D’après ce que nous venons de dire, il est facile de comprendre comment en dégageant l’orifice par un glissement de la vanne, on fait couler le grain du compartiment supérieur dans le compartiment inférieur ; le contrepoids descend alors peu à peu, entraînant le cordon et produisant le mouvement d’aller, il s’agit d’indiquer maintenant comment on obtient le repos, puis le mouvement de retour.

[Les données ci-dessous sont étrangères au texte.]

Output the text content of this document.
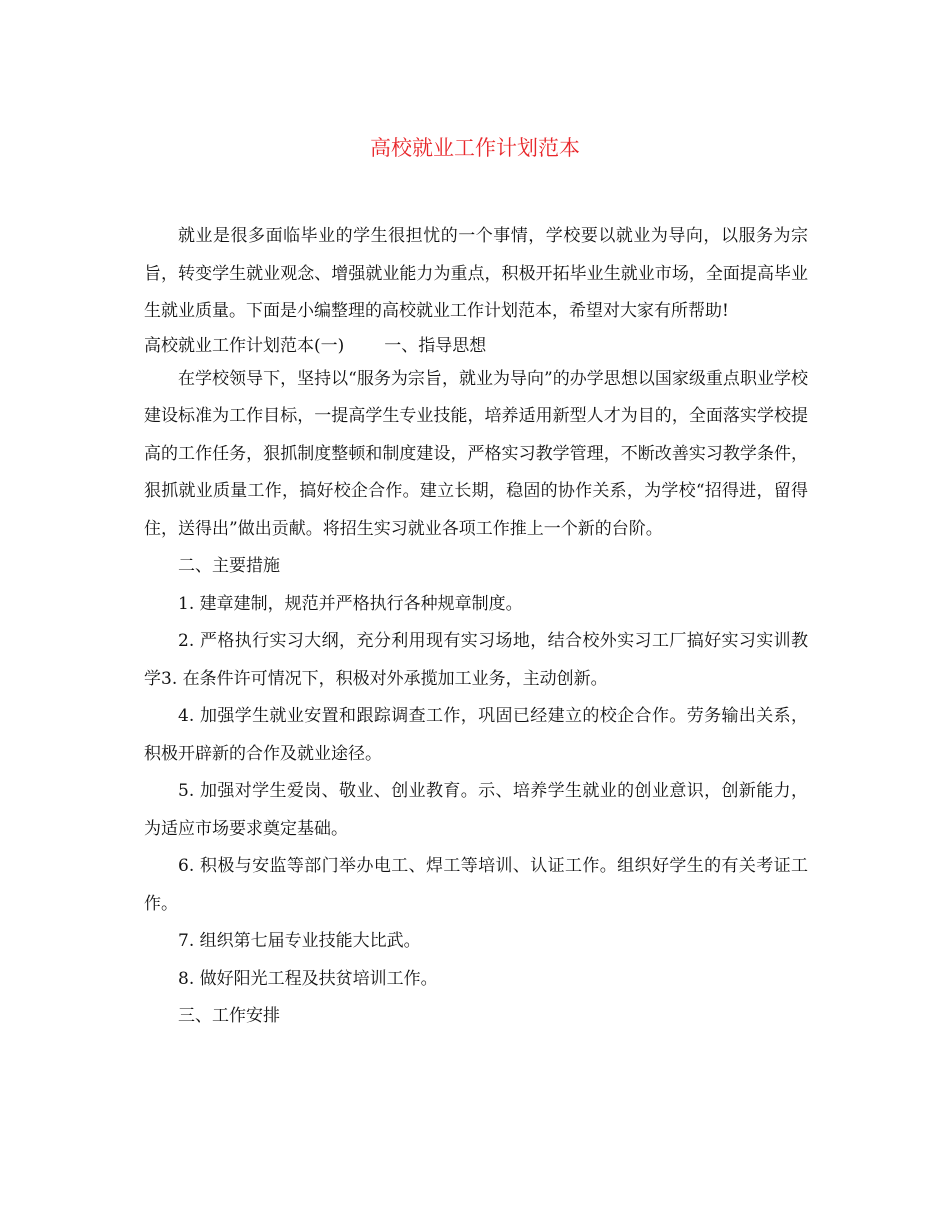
高校就业工作计划范本

就业是很多面临毕业的学生很担忧的一个事情，学校要以就业为导向，以服务为宗旨，转变学生就业观念、增强就业能力为重点，积极开拓毕业生就业市场，全面提高毕业生就业质量。下面是小编整理的高校就业工作计划范本，希望对大家有所帮助!

高校就业工作计划范本(一) 一、指导思想

在学校领导下，坚持以“服务为宗旨，就业为导向”的办学思想以国家级重点职业学校建设标准为工作目标，一提高学生专业技能，培养适用新型人才为目的，全面落实学校提高的工作任务，狠抓制度整顿和制度建设，严格实习教学管理，不断改善实习教学条件，狠抓就业质量工作，搞好校企合作。建立长期，稳固的协作关系，为学校“招得进，留得住，送得出”做出贡献。将招生实习就业各项工作推上一个新的台阶。

二、主要措施

1. 建章建制，规范并严格执行各种规章制度。

2. 严格执行实习大纲，充分利用现有实习场地，结合校外实习工厂搞好实习实训教学3. 在条件许可情况下，积极对外承揽加工业务，主动创新。

4. 加强学生就业安置和跟踪调查工作，巩固已经建立的校企合作。劳务输出关系，积极开辟新的合作及就业途径。

5. 加强对学生爱岗、敬业、创业教育。示、培养学生就业的创业意识，创新能力，为适应市场要求奠定基础。

6. 积极与安监等部门举办电工、焊工等培训、认证工作。组织好学生的有关考证工作。

7. 组织第七届专业技能大比武。

8. 做好阳光工程及扶贫培训工作。

三、工作安排
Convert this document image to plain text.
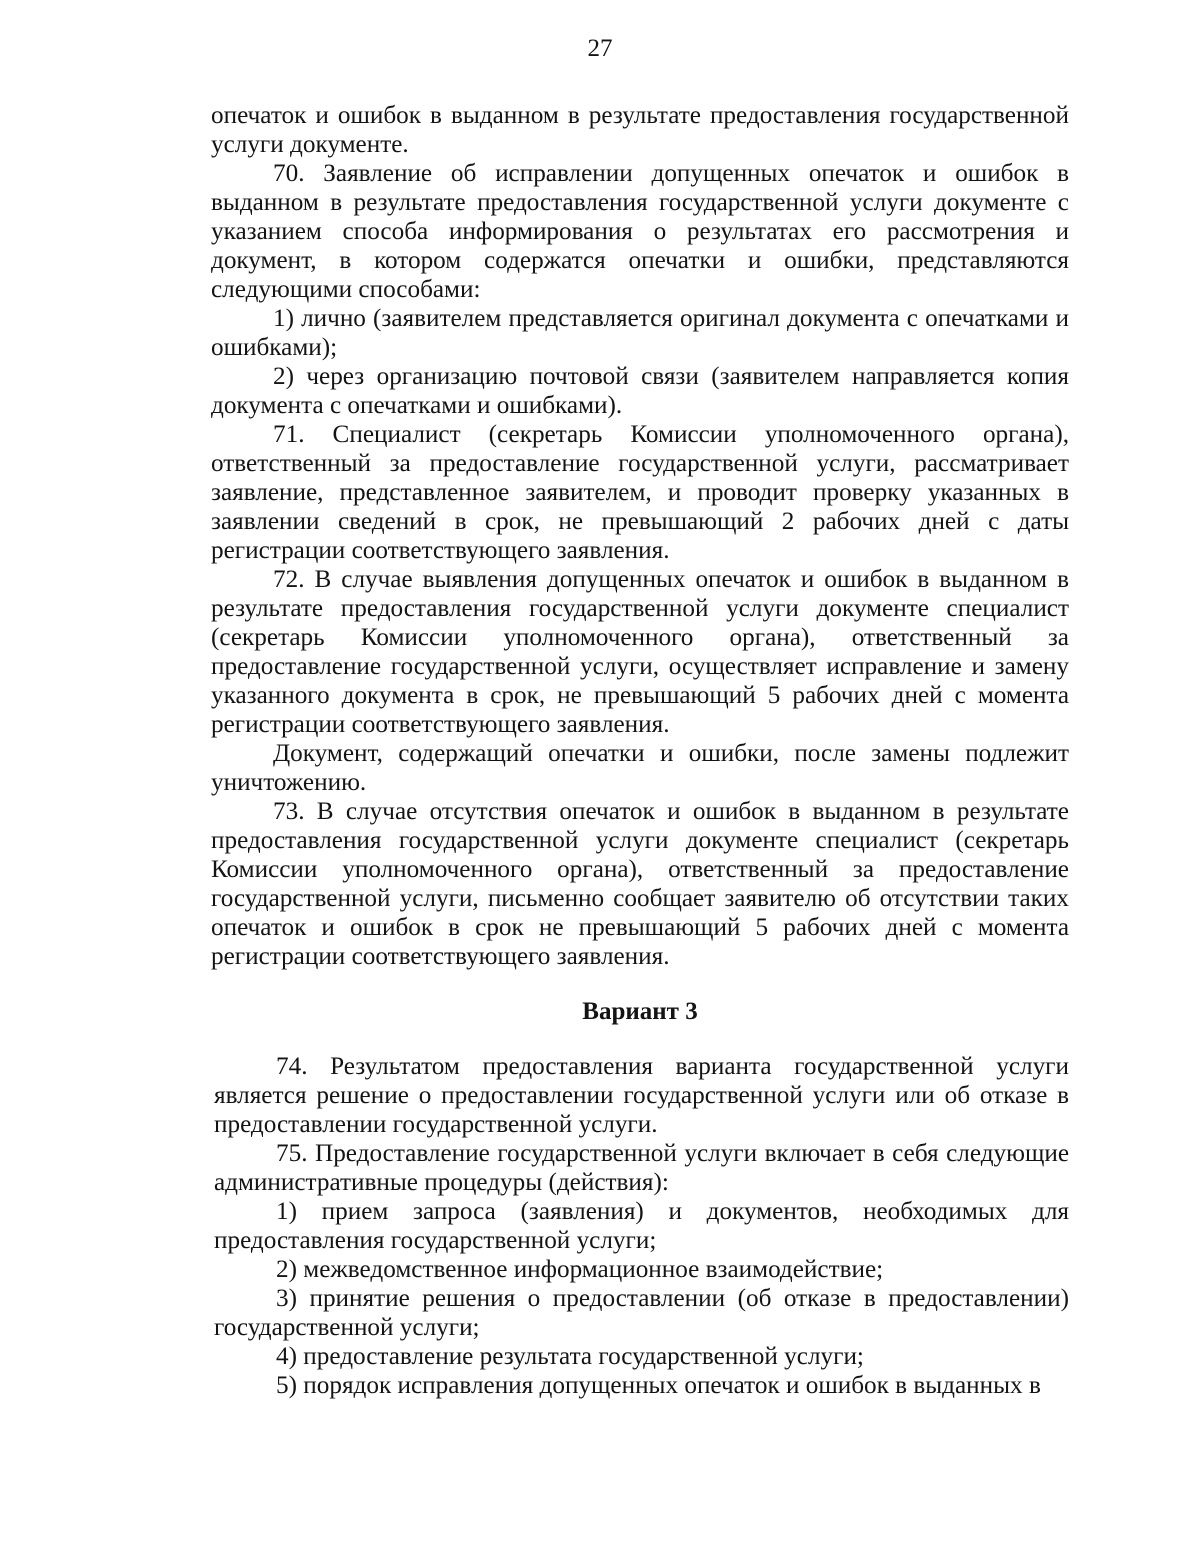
27

опечаток и ошибок в выданном в результате предоставления государственной услуги документе.

70. Заявление об исправлении допущенных опечаток и ошибок в выданном в результате предоставления государственной услуги документе с указанием способа информирования о результатах его рассмотрения и документ, в котором содержатся опечатки и ошибки, представляются следующими способами:

1) лично (заявителем представляется оригинал документа с опечатками и ошибками);

2) через организацию почтовой связи (заявителем направляется копия документа с опечатками и ошибками).

71. Специалист (секретарь Комиссии уполномоченного органа), ответственный за предоставление государственной услуги, рассматривает заявление, представленное заявителем, и проводит проверку указанных в заявлении сведений в срок, не превышающий 2 рабочих дней с даты регистрации соответствующего заявления.

72. В случае выявления допущенных опечаток и ошибок в выданном в результате предоставления государственной услуги документе специалист (секретарь Комиссии уполномоченного органа), ответственный за предоставление государственной услуги, осуществляет исправление и замену указанного документа в срок, не превышающий 5 рабочих дней с момента регистрации соответствующего заявления.

Документ, содержащий опечатки и ошибки, после замены подлежит уничтожению.

73. В случае отсутствия опечаток и ошибок в выданном в результате предоставления государственной услуги документе специалист (секретарь Комиссии уполномоченного органа), ответственный за предоставление государственной услуги, письменно сообщает заявителю об отсутствии таких опечаток и ошибок в срок не превышающий 5 рабочих дней с момента регистрации соответствующего заявления.

Вариант 3

74. Результатом предоставления варианта государственной услуги является решение о предоставлении государственной услуги или об отказе в предоставлении государственной услуги.

75. Предоставление государственной услуги включает в себя следующие административные процедуры (действия):

1) прием запроса (заявления) и документов, необходимых для предоставления государственной услуги;

2) межведомственное информационное взаимодействие;

3) принятие решения о предоставлении (об отказе в предоставлении) государственной услуги;

4) предоставление результата государственной услуги;

5) порядок исправления допущенных опечаток и ошибок в выданных в
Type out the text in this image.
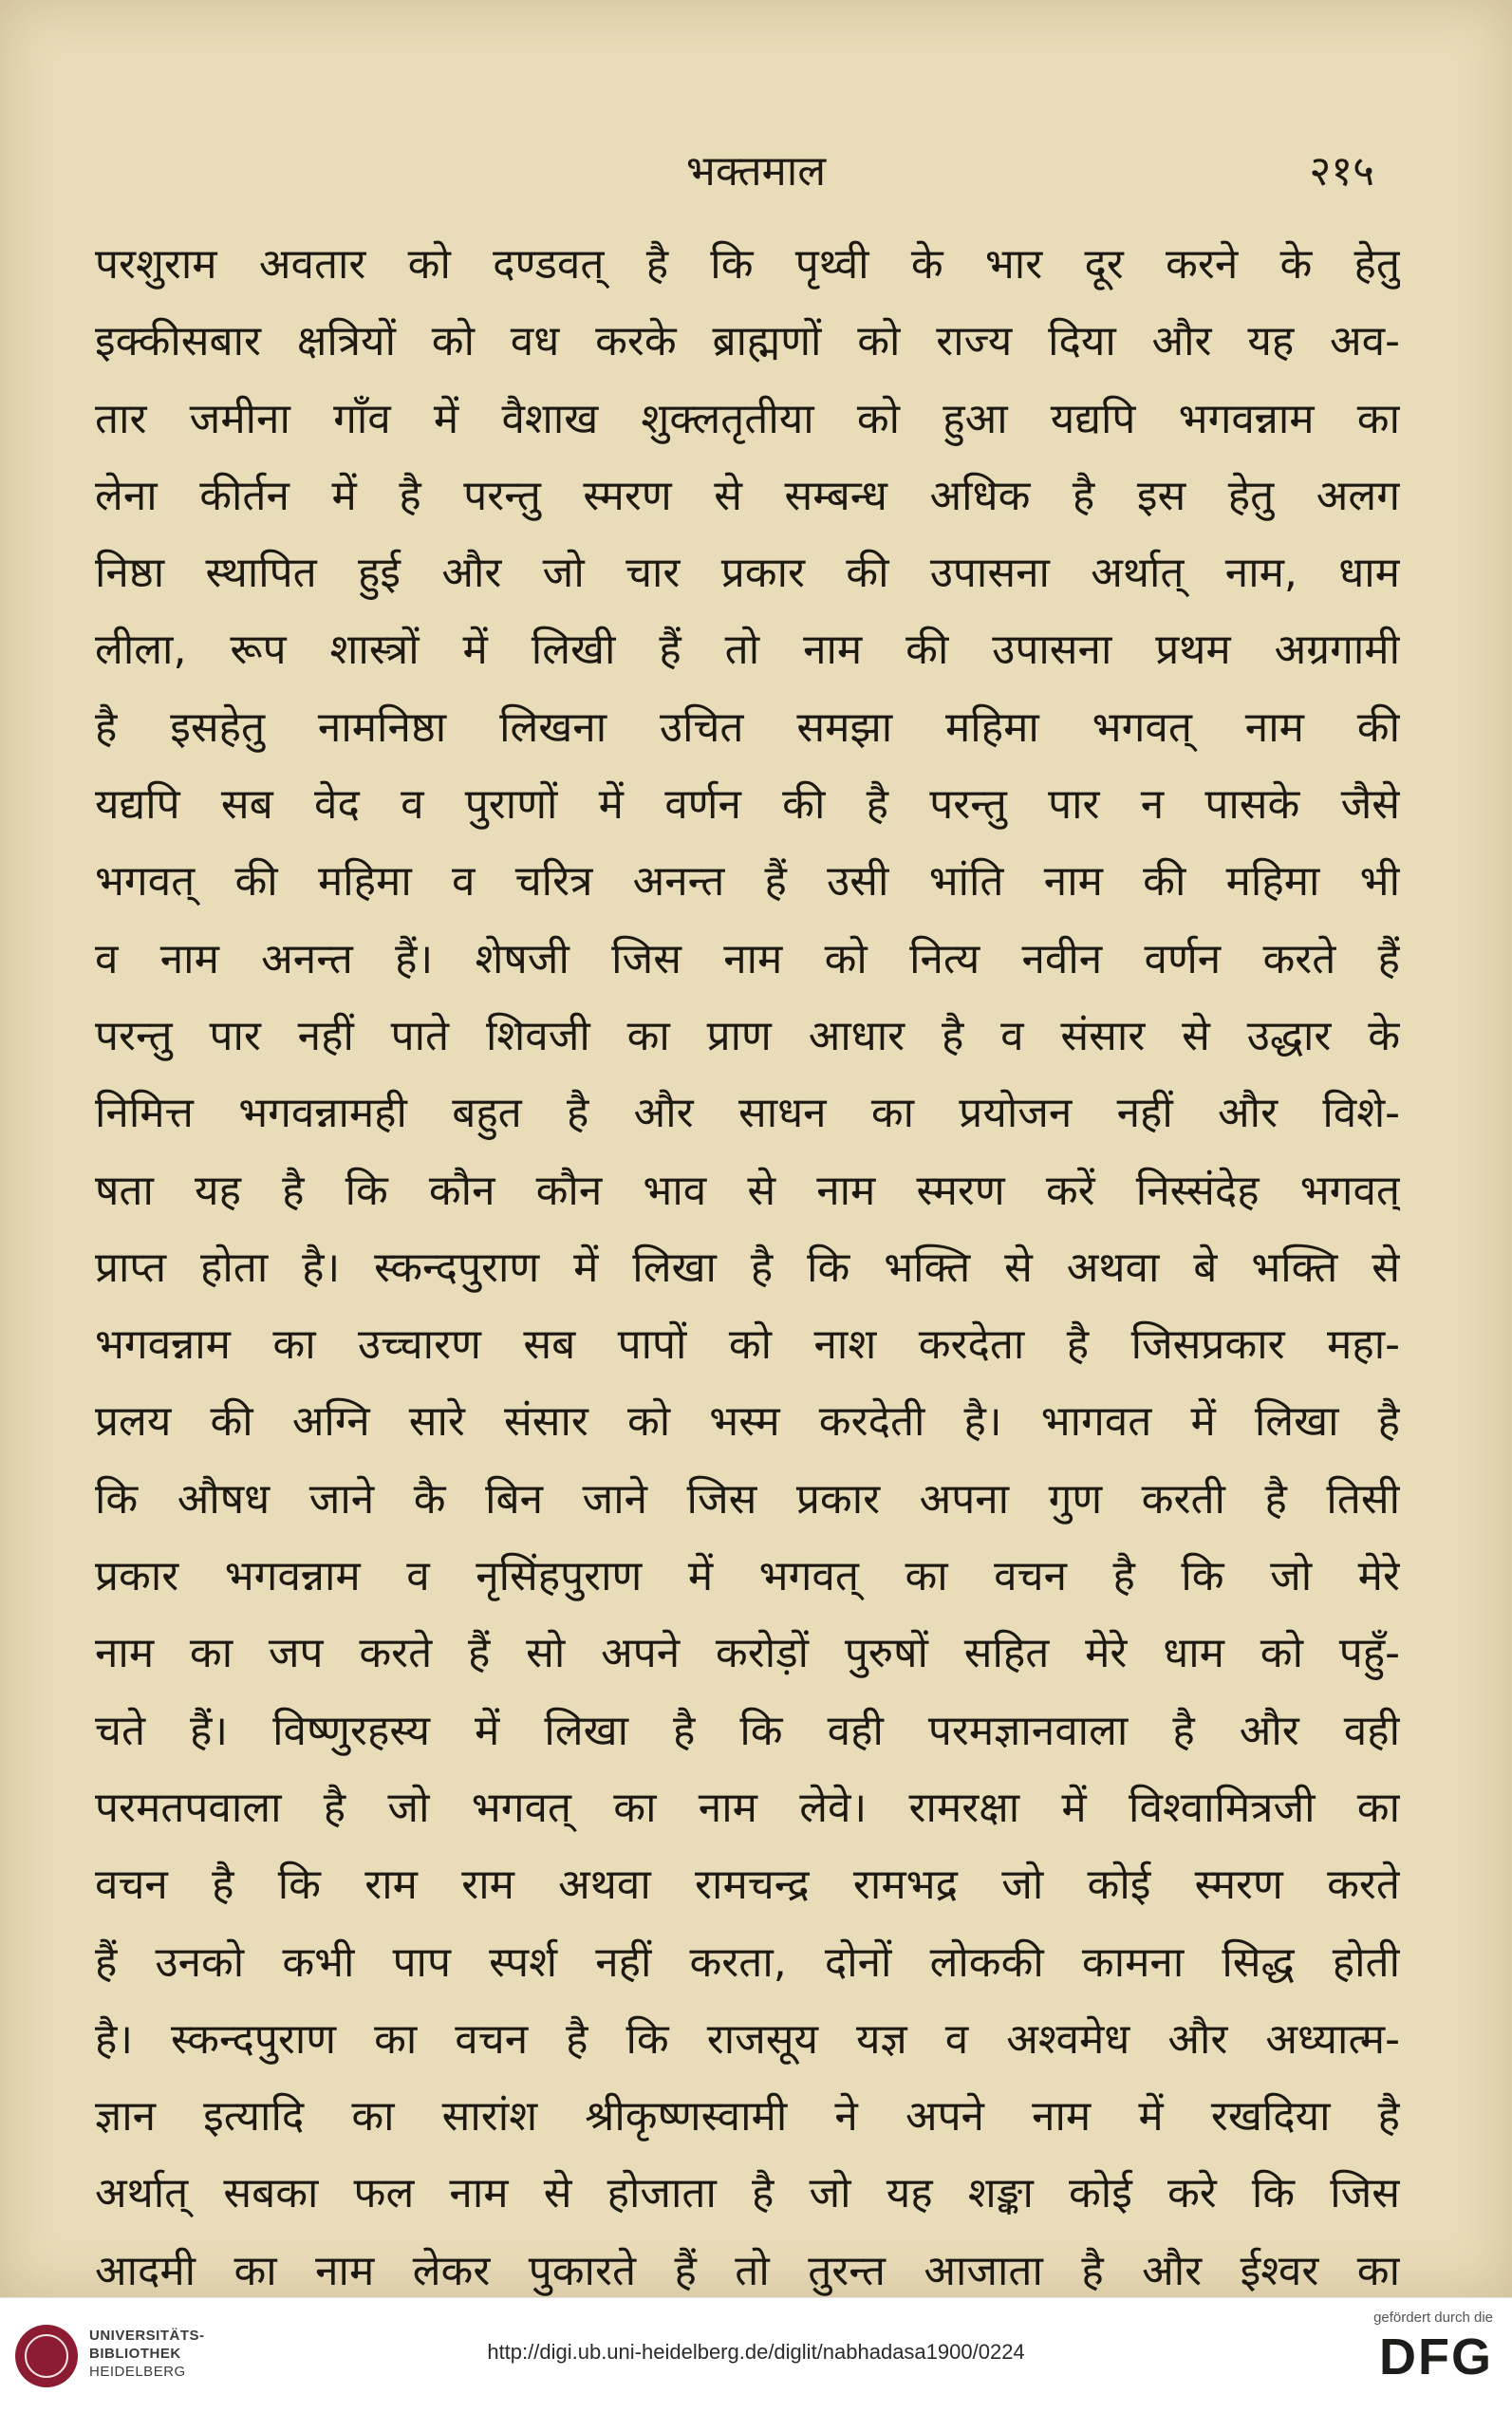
भक्तमाल	२१५
परशुराम अवतार को दण्डवत् है कि पृथ्वी के भार दूर करने के हेतु
इक्कीसबार क्षत्रियों को वध करके ब्राह्मणों को राज्य दिया और यह अव-
तार जमीना गाँव में वैशाख शुक्लतृतीया को हुआ यद्यपि भगवन्नाम का
लेना कीर्तन में है परन्तु स्मरण से सम्बन्ध अधिक है इस हेतु अलग
निष्ठा स्थापित हुई और जो चार प्रकार की उपासना अर्थात् नाम, धाम
लीला, रूप शास्त्रों में लिखी हैं तो नाम की उपासना प्रथम अग्रगामी
है इसहेतु नामनिष्ठा लिखना उचित समझा महिमा भगवत् नाम की
यद्यपि सब वेद व पुराणों में वर्णन की है परन्तु पार न पासके जैसे
भगवत् की महिमा व चरित्र अनन्त हैं उसी भांति नाम की महिमा भी
व नाम अनन्त हैं। शेषजी जिस नाम को नित्य नवीन वर्णन करते हैं
परन्तु पार नहीं पाते शिवजी का प्राण आधार है व संसार से उद्धार के
निमित्त भगवन्नामही बहुत है और साधन का प्रयोजन नहीं और विशे-
षता यह है कि कौन कौन भाव से नाम स्मरण करें निस्संदेह भगवत्
प्राप्त होता है। स्कन्दपुराण में लिखा है कि भक्ति से अथवा बे भक्ति से
भगवन्नाम का उच्चारण सब पापों को नाश करदेता है जिसप्रकार महा-
प्रलय की अग्नि सारे संसार को भस्म करदेती है। भागवत में लिखा है
कि औषध जाने कै बिन जाने जिस प्रकार अपना गुण करती है तिसी
प्रकार भगवन्नाम व नृसिंहपुराण में भगवत् का वचन है कि जो मेरे
नाम का जप करते हैं सो अपने करोड़ों पुरुषों सहित मेरे धाम को पहुँ-
चते हैं। विष्णुरहस्य में लिखा है कि वही परमज्ञानवाला है और वही
परमतपवाला है जो भगवत् का नाम लेवे। रामरक्षा में विश्वामित्रजी का
वचन है कि राम राम अथवा रामचन्द्र रामभद्र जो कोई स्मरण करते
हैं उनको कभी पाप स्पर्श नहीं करता, दोनों लोककी कामना सिद्ध होती
है। स्कन्दपुराण का वचन है कि राजसूय यज्ञ व अश्वमेध और अध्यात्म-
ज्ञान इत्यादि का सारांश श्रीकृष्णस्वामी ने अपने नाम में रखदिया है
अर्थात् सबका फल नाम से होजाता है जो यह शङ्का कोई करे कि जिस
आदमी का नाम लेकर पुकारते हैं तो तुरन्त आजाता है और ईश्वर का
UNIVERSITÄTS-
BIBLIOTHEK
HEIDELBERG
http://digi.ub.uni-heidelberg.de/diglit/nabhadasa1900/0224
gefördert durch die
DFG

Il suffit pour cela de disposer sur la bobine deux cordons enroulés en sens inverse, s’accrochant chacun par une boucle an même bouton et allant ensuite se réunir en un seul avant d’arriver à la poulie. Le cordon qui commande l’aller devant le premier cesser d’agir en se séparant de la bobine, il est clair que sa boucle d’attache doit être superposée à celle du cordon de retour sur le bouton de la bobine.

Voyons maintenant ce qui se passe.

Au départ, le cordon qui commande l’aller est entièrement enroulé sur la bobine, et celui qui commande le retour n’y est encore relié que par sa boucle. — À la fin du mouvement d’aller, lorsque le premier cordon, entièrement dévidé, abandonne la bobine, le second s’y trouve enroulé d’autant de tours que l’autre en avait ayant le départ. — Si les deux cordons avaient la même longueur le mouvement de retour succéderait immédiatement au mouvement d’aller ; pour qu’il y ait repos pendant un temps déterminé, il suffit de donner au cordon de retour un excédant de longueur, calculé d’après la vitesse de descente du contrepoids.

C’est ainsi que, par l’art ingénieux de Vulcain, Jupiter était parvenu à régler d’une façon précise la longueur des assemblées des dieux et à mettre fin aux discussions les plus animées en éloignant brusquement les interlocuteurs lorsque l’heure de la clôture était arrivée.